Pour comprendre pourquoi ces améliorations du cerveau bilingue se produisent, il est utile de connaître la neuroplasticité. La neuroplasticité décrit comment notre cerveau change au cours de notre vie. Les connexions entre les cellules du cerveau se renforcent et s’affaiblissent à mesure que nous réorganisons l’information, que nous apprenons et que nous vieillissons. La neuroplasticité est la raison pour laquelle les patients atteints de lésions cérébrales sont souvent capables de récupérer au moins partiellement, et pourquoi les personnes présentant un déficit dans un sens physiologique (mauvaise vue, par exemple) peuvent parfois développer une plus grande capacité dans un autre sens (c’est-à-dire une meilleure audition). Le centre de contrôle exécutif du cerveau est le principal domaine responsable de la gestion du double langage et de la résolution des conflits. À mesure que les enfants bilingues apprennent et utilisent plusieurs langues (surveillant de manière appropriée et utilisant des mots de la bonne langue au bon moment), ils exercent et renforcent leur fonction exécutive via la neuroplasticité.
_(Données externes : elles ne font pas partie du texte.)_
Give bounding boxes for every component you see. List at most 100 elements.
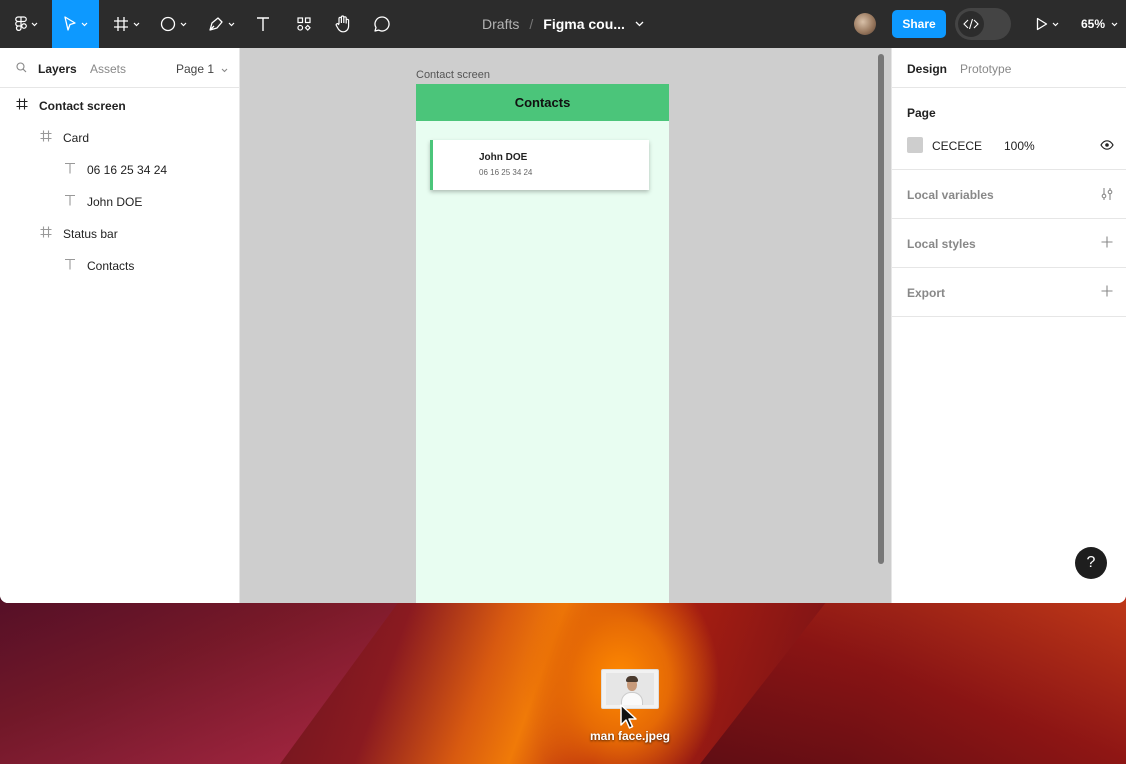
eye-icon[interactable] xyxy=(1100,138,1114,152)
chevron-down-icon xyxy=(133,22,139,26)
text-layer-icon xyxy=(65,162,75,174)
comment-tool-button[interactable] xyxy=(369,0,395,48)
plus-icon[interactable] xyxy=(1101,285,1113,297)
canvas-scrollbar[interactable] xyxy=(878,54,884,564)
export-title: Export xyxy=(907,286,946,300)
layer-row[interactable]: Status bar xyxy=(0,217,240,249)
properties-panel: Design Prototype Page CECECE 100% Local … xyxy=(891,48,1126,603)
contact-screen-frame[interactable]: Contacts John DOE 06 16 25 34 24 xyxy=(416,84,669,603)
chevron-down-icon xyxy=(180,22,186,26)
page-selector-label: Page 1 xyxy=(176,62,215,76)
man-face-image xyxy=(606,673,654,705)
figma-window: Drafts / Figma cou... Share 65% Layers A… xyxy=(0,0,1126,603)
chevron-down-icon xyxy=(31,22,37,26)
frame-label[interactable]: Contact screen xyxy=(416,69,490,81)
breadcrumb-separator: / xyxy=(529,16,534,32)
chevron-down-icon xyxy=(228,22,234,26)
right-panel-tabs: Design Prototype xyxy=(892,48,1126,88)
cursor-arrow-icon xyxy=(64,16,76,31)
export-section[interactable]: Export xyxy=(892,268,1126,317)
layers-panel: Layers Assets Page 1 Contact screen Card… xyxy=(0,48,240,603)
figma-logo-icon xyxy=(14,16,27,31)
main-menu-button[interactable] xyxy=(8,0,44,48)
move-tool-button[interactable] xyxy=(52,0,99,48)
page-section: Page xyxy=(892,88,1126,170)
tab-assets[interactable]: Assets xyxy=(90,62,126,76)
breadcrumb-drafts[interactable]: Drafts xyxy=(482,16,519,32)
tab-layers[interactable]: Layers xyxy=(38,62,77,76)
play-icon xyxy=(1036,17,1047,31)
layer-row[interactable]: Contacts xyxy=(0,249,240,281)
page-color-opacity[interactable]: 100% xyxy=(1004,139,1035,153)
zoom-menu[interactable]: 65% xyxy=(1081,0,1118,48)
contact-phone: 06 16 25 34 24 xyxy=(479,168,533,177)
chevron-down-icon xyxy=(81,22,88,26)
components-icon xyxy=(297,17,311,31)
shape-tool-button[interactable] xyxy=(155,0,191,48)
contact-name: John DOE xyxy=(479,152,528,163)
help-button[interactable]: ? xyxy=(1075,547,1107,579)
design-canvas[interactable]: Contact screen Contacts John DOE 06 16 2… xyxy=(240,48,891,603)
tab-prototype[interactable]: Prototype xyxy=(960,62,1011,76)
status-bar[interactable]: Contacts xyxy=(416,84,669,121)
tab-design[interactable]: Design xyxy=(907,62,947,76)
share-button[interactable]: Share xyxy=(892,10,946,38)
file-name[interactable]: Figma cou... xyxy=(543,16,625,32)
chevron-down-icon[interactable] xyxy=(635,21,644,27)
plus-icon[interactable] xyxy=(1101,236,1113,248)
local-styles-title: Local styles xyxy=(907,237,976,251)
local-styles-section[interactable]: Local styles xyxy=(892,219,1126,268)
local-variables-section[interactable]: Local variables xyxy=(892,170,1126,219)
zoom-level: 65% xyxy=(1081,17,1106,31)
file-name-label[interactable]: man face.jpeg xyxy=(580,729,680,743)
resources-tool-button[interactable] xyxy=(290,0,318,48)
frame-icon xyxy=(40,226,52,238)
top-toolbar: Drafts / Figma cou... Share 65% xyxy=(0,0,1126,48)
frame-icon xyxy=(40,130,52,142)
hand-icon xyxy=(335,15,350,33)
wallpaper-shape xyxy=(0,600,400,764)
layer-name: John DOE xyxy=(87,195,143,209)
frame-icon xyxy=(16,98,28,110)
text-layer-icon xyxy=(65,258,75,270)
ellipse-icon xyxy=(160,16,175,32)
layer-row[interactable]: 06 16 25 34 24 xyxy=(0,153,240,185)
file-thumbnail[interactable] xyxy=(601,669,659,709)
search-icon[interactable] xyxy=(16,62,27,73)
wallpaper-shape xyxy=(700,600,1126,764)
layer-name: Card xyxy=(63,131,90,145)
user-avatar[interactable] xyxy=(854,13,876,35)
comment-icon xyxy=(374,16,390,32)
present-button[interactable] xyxy=(1030,0,1064,48)
contacts-title: Contacts xyxy=(514,95,571,110)
chevron-down-icon xyxy=(1052,22,1058,26)
image-hair xyxy=(626,676,638,682)
frame-tool-button[interactable] xyxy=(108,0,144,48)
page-selector[interactable]: Page 1 xyxy=(176,62,228,76)
left-panel-tabs: Layers Assets Page 1 xyxy=(0,48,239,88)
hand-tool-button[interactable] xyxy=(330,0,356,48)
layer-name: Contacts xyxy=(87,259,135,273)
layer-name: 06 16 25 34 24 xyxy=(87,163,168,177)
page-color-hex[interactable]: CECECE xyxy=(932,139,982,153)
code-icon xyxy=(958,11,984,37)
dev-mode-toggle[interactable] xyxy=(955,8,1011,40)
layer-name: Status bar xyxy=(63,227,118,241)
chevron-down-icon xyxy=(1111,22,1118,26)
layer-row[interactable]: Card xyxy=(0,121,240,153)
text-icon xyxy=(257,17,269,31)
layer-row[interactable]: Contact screen xyxy=(0,89,240,121)
pen-tool-button[interactable] xyxy=(202,0,240,48)
page-color-swatch[interactable] xyxy=(907,137,923,153)
local-variables-title: Local variables xyxy=(907,188,994,202)
layer-name: Contact screen xyxy=(39,99,126,113)
pen-icon xyxy=(208,17,223,31)
text-layer-icon xyxy=(65,194,75,206)
mouse-cursor-icon xyxy=(620,704,637,729)
desktop-wallpaper xyxy=(0,600,1126,764)
layer-row[interactable]: John DOE xyxy=(0,185,240,217)
contact-card[interactable]: John DOE 06 16 25 34 24 xyxy=(430,140,649,190)
frame-icon xyxy=(113,17,128,31)
sliders-icon[interactable] xyxy=(1100,187,1114,201)
text-tool-button[interactable] xyxy=(250,0,276,48)
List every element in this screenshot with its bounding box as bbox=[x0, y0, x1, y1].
Ainsi, alors que les enfants bilingues peuvent avoir un vocabulaire légèrement plus petit pour chaque langue par rapport à leurs pairs qui ne parlent qu’une seule langue, ils acquièrent un avantage cognitif en ayant une fonction exécutive renforcée. Ces résultats semblent s’appliquer à l’ensemble de l’ethnicité et du statut socio-économique. Il est important de noter que ces avantages ont été observés chez des enfants entièrement bilingues qui utilisent les deux langues régulièrement plutôt qu’occasionnellement. De plus, plus un individu est bilingue depuis longtemps, plus il en tire des avantages cognitifs. Bien que ces avantages à eux seuls soient encourageants, les enfants bilingues peuvent également bénéficier des résultats du Dr Bialystok qui suggèrent que les bilingues ont une apparition plus tardive (environ 4 ans en moyenne) de la démence et de la maladie d’Alzheimer chez les personnes âgées.
Ainsi, bien qu’il y ait une foule d’avantages au « cerveau bilingue » — le contrôle exécutif et les avantages de la mémoire — applicables à un large éventail de situations en dehors du contexte linguistique et seulement quelques inconvénients mineurs, il est prudent de dire que le bilinguisme n’est pas un remède pour développer ou maximiser toutes les compétences cognitives et linguistiques. Cela dit, il est également prudent de dire que le bilinguisme a beaucoup à contribuer au développement du cerveau. En plus de l’amélioration des compétences cognitives et linguistiques, le bilinguisme présente bien sûr de nombreux autres avantages, comme la capacité de communiquer et de se connecter avec une plus grande partie de la population mondiale et les possibilités de voyager qui y sont associées. Ainsi, les parents pourraient tenir compte non seulement des avantages cognitifs, mais aussi des avantages sociaux et expérientiels lorsqu’ils décident si l’école d’immersion ou le programme d’enrichissement ont un sens pour leurs enfants.